El City marcó todos los penaltis de la tanda y el Sevilla perdonó dos ocasiones claras para sentenciar el partido antes del empate de Palmer. El equipo de Guardiola se llevó el título. Era el favorito, dominó y sufrió mucho más de lo esperado, pero fue letal en el momento final decisivo. Los ingleses superan en 300 millones el presupuesto de los sevillanos. Su once titular tuvo cuatro años menos de media (26 por los 30 del equipo de Mendilibar) y ganó sin arrasar porque los sevillistas compitieron a un altísimo nivel. También el City, que nunca bajó los brazos.
Al segundo de empezar el encuentro Guardiola ya había hecho dos declaraciones de principios: salió con cuatro delanteros: Grealish, Foden, Haaland y Palmer y en el saque de centro el primer pase fue al portero, para ordenar y ver el escenario. El ex técnico del Barça elevó otro título sin De Bruyne, Bernardo Silva o Rúben Dias, pero con una plantilla envidiable. Sobre todo por Mendilibar, el excelente técnico del Sevilla que en la previa cuestionó que se llorara por las ausencias de los ingleses. El Sevilla tuvo la Supercopa en los pies de En-Nesyri, en dos ocasiones, pero Ederson Moraes desbarató el sueño andaluz. Luego empató el baby Palmer, 21 años, con la misma edad que el reciente fichaje Gvardiol, un central de cerca de 100 millones de coste que ayer jugó de lateral.

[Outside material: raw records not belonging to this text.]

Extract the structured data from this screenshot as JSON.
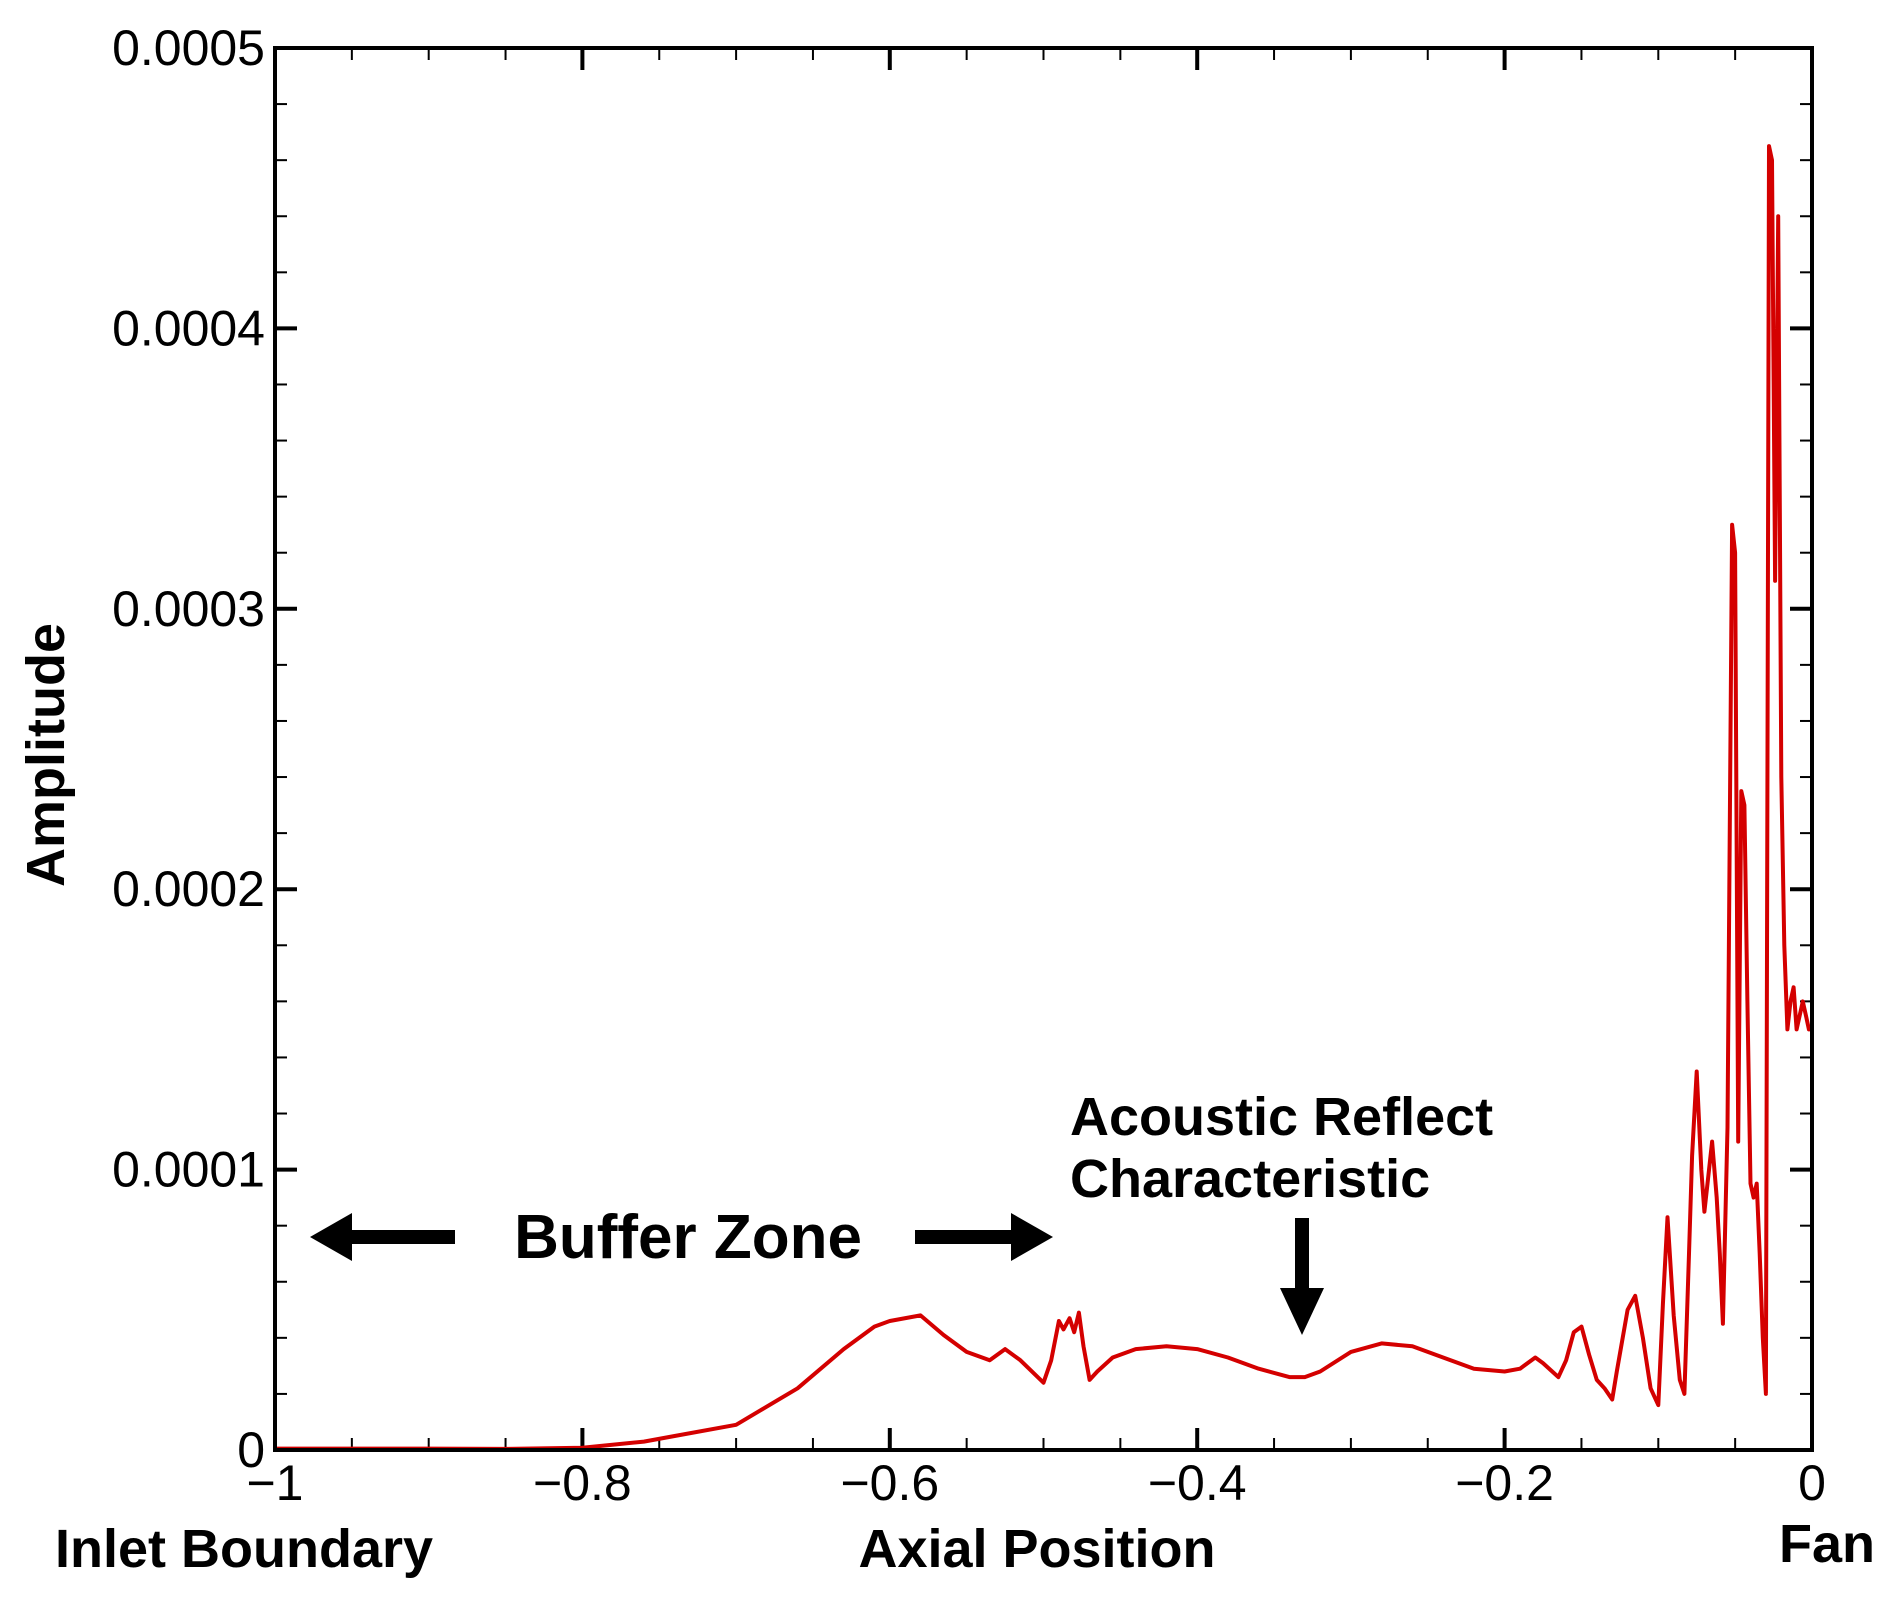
{
  "chart_data": {
    "type": "line",
    "title": "",
    "xlabel": "Axial Position",
    "ylabel": "Amplitude",
    "xlim": [
      -1,
      0
    ],
    "ylim": [
      0,
      0.0005
    ],
    "x_ticks": [
      -1,
      -0.8,
      -0.6,
      -0.4,
      -0.2,
      0
    ],
    "x_tick_labels": [
      "−1",
      "−0.8",
      "−0.6",
      "−0.4",
      "−0.2",
      "0"
    ],
    "y_ticks": [
      0,
      0.0001,
      0.0002,
      0.0003,
      0.0004,
      0.0005
    ],
    "y_tick_labels": [
      "0",
      "0.0001",
      "0.0002",
      "0.0003",
      "0.0004",
      "0.0005"
    ],
    "grid": false,
    "line_color": "#d40000",
    "annotations": {
      "left_end_label": "Inlet Boundary",
      "right_end_label": "Fan",
      "buffer_zone": "Buffer Zone",
      "reflect_line1": "Acoustic Reflect",
      "reflect_line2": "Characteristic"
    },
    "series": [
      {
        "name": "",
        "x": [
          -1.0,
          -0.9,
          -0.85,
          -0.8,
          -0.76,
          -0.74,
          -0.7,
          -0.66,
          -0.63,
          -0.61,
          -0.6,
          -0.58,
          -0.565,
          -0.55,
          -0.535,
          -0.525,
          -0.515,
          -0.5,
          -0.495,
          -0.49,
          -0.487,
          -0.483,
          -0.48,
          -0.477,
          -0.474,
          -0.47,
          -0.465,
          -0.455,
          -0.44,
          -0.42,
          -0.4,
          -0.38,
          -0.36,
          -0.34,
          -0.33,
          -0.32,
          -0.3,
          -0.28,
          -0.26,
          -0.24,
          -0.22,
          -0.2,
          -0.19,
          -0.18,
          -0.175,
          -0.165,
          -0.16,
          -0.155,
          -0.15,
          -0.145,
          -0.14,
          -0.135,
          -0.13,
          -0.127,
          -0.12,
          -0.115,
          -0.11,
          -0.105,
          -0.1,
          -0.097,
          -0.094,
          -0.09,
          -0.086,
          -0.083,
          -0.08,
          -0.078,
          -0.075,
          -0.072,
          -0.07,
          -0.068,
          -0.065,
          -0.062,
          -0.06,
          -0.058,
          -0.055,
          -0.052,
          -0.05,
          -0.048,
          -0.046,
          -0.044,
          -0.042,
          -0.04,
          -0.038,
          -0.036,
          -0.034,
          -0.032,
          -0.03,
          -0.028,
          -0.026,
          -0.024,
          -0.022,
          -0.02,
          -0.018,
          -0.016,
          -0.014,
          -0.012,
          -0.01,
          -0.008,
          -0.006,
          -0.004,
          -0.002,
          0.0
        ],
        "y": [
          5e-07,
          5e-07,
          4e-07,
          8e-07,
          3e-06,
          5e-06,
          9e-06,
          2.2e-05,
          3.6e-05,
          4.4e-05,
          4.6e-05,
          4.8e-05,
          4.1e-05,
          3.5e-05,
          3.2e-05,
          3.6e-05,
          3.2e-05,
          2.4e-05,
          3.2e-05,
          4.6e-05,
          4.3e-05,
          4.7e-05,
          4.2e-05,
          4.9e-05,
          3.7e-05,
          2.5e-05,
          2.8e-05,
          3.3e-05,
          3.6e-05,
          3.7e-05,
          3.6e-05,
          3.3e-05,
          2.9e-05,
          2.6e-05,
          2.6e-05,
          2.8e-05,
          3.5e-05,
          3.8e-05,
          3.7e-05,
          3.3e-05,
          2.9e-05,
          2.8e-05,
          2.9e-05,
          3.3e-05,
          3.1e-05,
          2.6e-05,
          3.2e-05,
          4.2e-05,
          4.4e-05,
          3.4e-05,
          2.5e-05,
          2.2e-05,
          1.8e-05,
          2.8e-05,
          5e-05,
          5.5e-05,
          4e-05,
          2.2e-05,
          1.6e-05,
          5.2e-05,
          8.3e-05,
          4.8e-05,
          2.5e-05,
          2e-05,
          7e-05,
          0.000105,
          0.000135,
          0.0001,
          8.5e-05,
          9.5e-05,
          0.00011,
          9e-05,
          7e-05,
          4.5e-05,
          0.000115,
          0.00033,
          0.00032,
          0.00011,
          0.000235,
          0.00023,
          0.00016,
          9.5e-05,
          9e-05,
          9.5e-05,
          7e-05,
          4e-05,
          2e-05,
          0.000465,
          0.00046,
          0.00031,
          0.00044,
          0.00024,
          0.00018,
          0.00015,
          0.00016,
          0.000165,
          0.00015,
          0.000155,
          0.00016,
          0.000155,
          0.00015,
          0.00015
        ]
      }
    ]
  }
}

El Sevilla dio la sensación de ser un equipo trabajado y con experiencia. Se dejó dominar y lanzó transiciones impresionantes y perdonó. Ante el City, eso es letal. Los de Manchester estaban percutiendo con sus mejores armas y fue sorprendido por el contragolpe de los andaluces, pero al final la Supercopa se decidió por primera vez en los penaltis sin prórroga. Y por primera vez, el City se llevó la Supercopa de Europa en esa gran acumulación de títulos del equipo de Guardiola en la última época. El técnico catalán prima el juego del equipo por encima de todo. Cualquier otro entrenador haría jugar a su bloque para Haaland, pero este City, no. El noruego pasó desapercibido, pero marcó el primer penalti para que el City siga teniendo el apellido Guardiola en lugar de Haaland.